C.J. went down her row of orchid pots spraying them with mist. “I can’t believe this. Why would Milo kill Alana Martin? Give me a motive.”
“Alana was a threat to him. If he’s a pimp for Paul Shelby and Alana was blackmailing him, he’d want her out of the way.”
“Alana couldn’t have
been blackmailing him,” C.J. said. “She was counting on Milo to help her get into the movies. Last night, Judy Mazzio told me that Milo was the one who’d promised Alana a contact in Hollywood.”
“Could he have actually done that?”
“I have no idea.”
“Was it likely?”
She gave her white vanda a quick burst of mist. “Probably not.”
“All right, then. Say Alana found out it was bullshit. She’d still want to get to Hollywood, and where does she get the money from? Milo Cahill. They were both at the party, then they weren’t. Why was his limo parked two houses down the street, in Harnell Robinson’s driveway? You can find out. I can’t.”
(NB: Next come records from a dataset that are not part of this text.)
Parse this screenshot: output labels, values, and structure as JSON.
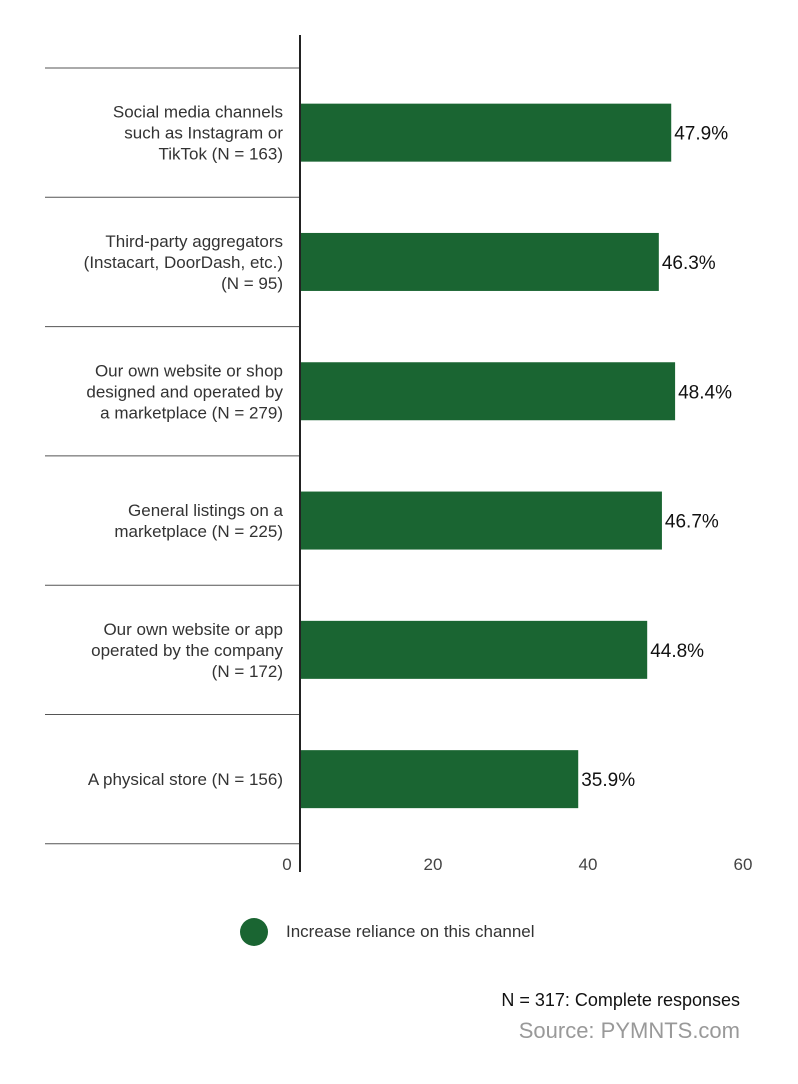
{
  "chart_data": {
    "type": "bar",
    "orientation": "horizontal",
    "categories": [
      [
        "Social media channels",
        "such as Instagram or",
        "TikTok (N = 163)"
      ],
      [
        "Third-party aggregators",
        "(Instacart, DoorDash, etc.)",
        "(N = 95)"
      ],
      [
        "Our own website or shop",
        "designed and operated by",
        "a marketplace (N = 279)"
      ],
      [
        "General listings on a",
        "marketplace (N = 225)"
      ],
      [
        "Our own website or app",
        "operated by the company",
        "(N = 172)"
      ],
      [
        "A physical store (N = 156)"
      ]
    ],
    "series": [
      {
        "name": "Increase reliance on this channel",
        "values": [
          47.9,
          46.3,
          48.4,
          46.7,
          44.8,
          35.9
        ],
        "color": "#1a6532"
      }
    ],
    "value_labels": [
      "47.9%",
      "46.3%",
      "48.4%",
      "46.7%",
      "44.8%",
      "35.9%"
    ],
    "xticks": [
      0,
      20,
      40,
      60
    ],
    "xlim": [
      0,
      60
    ],
    "legend": "bottom",
    "grid": false
  },
  "footnote": "N = 317: Complete responses",
  "source": "Source: PYMNTS.com"
}
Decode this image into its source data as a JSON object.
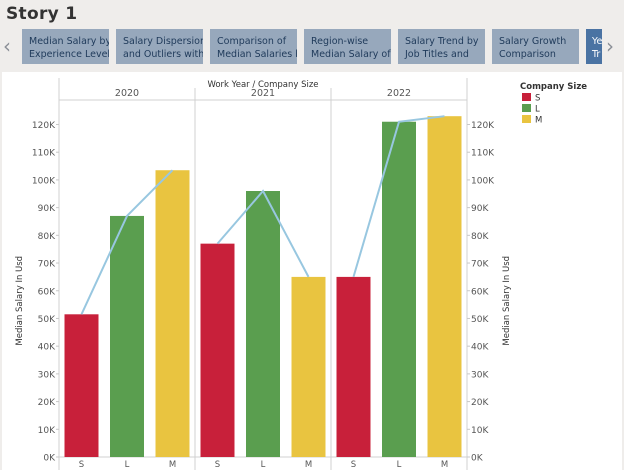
{
  "story": {
    "title": "Story 1",
    "prev_icon": "chevron-left-icon",
    "next_icon": "chevron-right-icon"
  },
  "tabs": [
    {
      "line1": "Median Salary by",
      "line2": "Experience Level"
    },
    {
      "line1": "Salary Dispersion",
      "line2": "and Outliers with"
    },
    {
      "line1": "Comparison of",
      "line2": "Median Salaries by"
    },
    {
      "line1": "Region-wise",
      "line2": "Median Salary of"
    },
    {
      "line1": "Salary Trend by",
      "line2": "Job Titles and"
    },
    {
      "line1": "Salary Growth",
      "line2": "Comparison"
    },
    {
      "line1": "Ye",
      "line2": "Tr"
    }
  ],
  "colors": {
    "S": "#c8203a",
    "L": "#5a9e4f",
    "M": "#e9c440",
    "line": "#98c7e0"
  },
  "chart_data": {
    "type": "bar",
    "title": "Work Year / Company Size",
    "ylabel": "Median Salary In Usd",
    "ylim": [
      0,
      125000
    ],
    "y_ticks": [
      "0K",
      "10K",
      "20K",
      "30K",
      "40K",
      "50K",
      "60K",
      "70K",
      "80K",
      "90K",
      "100K",
      "110K",
      "120K"
    ],
    "groups": [
      {
        "year": "2020",
        "bars": [
          {
            "size": "S",
            "value": 51500
          },
          {
            "size": "L",
            "value": 87000
          },
          {
            "size": "M",
            "value": 103500
          }
        ]
      },
      {
        "year": "2021",
        "bars": [
          {
            "size": "S",
            "value": 77000
          },
          {
            "size": "L",
            "value": 96000
          },
          {
            "size": "M",
            "value": 65000
          }
        ]
      },
      {
        "year": "2022",
        "bars": [
          {
            "size": "S",
            "value": 65000
          },
          {
            "size": "L",
            "value": 121000
          },
          {
            "size": "M",
            "value": 123000
          }
        ]
      }
    ],
    "legend": {
      "title": "Company Size",
      "items": [
        "S",
        "L",
        "M"
      ],
      "position": "top-right"
    },
    "overlay_line": "median per group connected across sizes",
    "grid": false
  }
}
“And then what? Shall I run over to Milo’s and ask him if he strangled her in the backseat?”
“Jesus. I knew it was a mistake talking to you on the phone.”
“You just dumped all this on me. Excuse me if I need more than sixty seconds to process it.” She exhaled. “Fine. I’ll call Harnell.”
“And can you ask Milo what he was doing there?”
“No.”
“Not directly. Make up something, like the Star Island security people are asking Billy Medina about it. You and Milo are friends, aren’t you?”
“Rick, how much TV are you watching lately? There’s a story going around that C.J. Dunn was locked up in a psych ward after an alcoholic breakdown, exaggerated but basically true, and the only person who could have told them is Milo Cahill. He would have done it for giggles. So no, I don’t think he’s going to tell me anything remotely related to Alana Martin.”
After a few seconds Rick said, “A psych ward?”
“It was a very civilized clinic in Boca Raton. Three gourmet meals a day, massages, yoga, and counseling.”
“You still want Mexican food?”
“Sure. See you at seven.”
She lifted a leaf on her phalaenopsis to check on the new spike. It was still green, and she could swear it was a quarter inch taller. Leaving her orchid mister on the window ledge, C.J. went back to her desk and hung up the phone.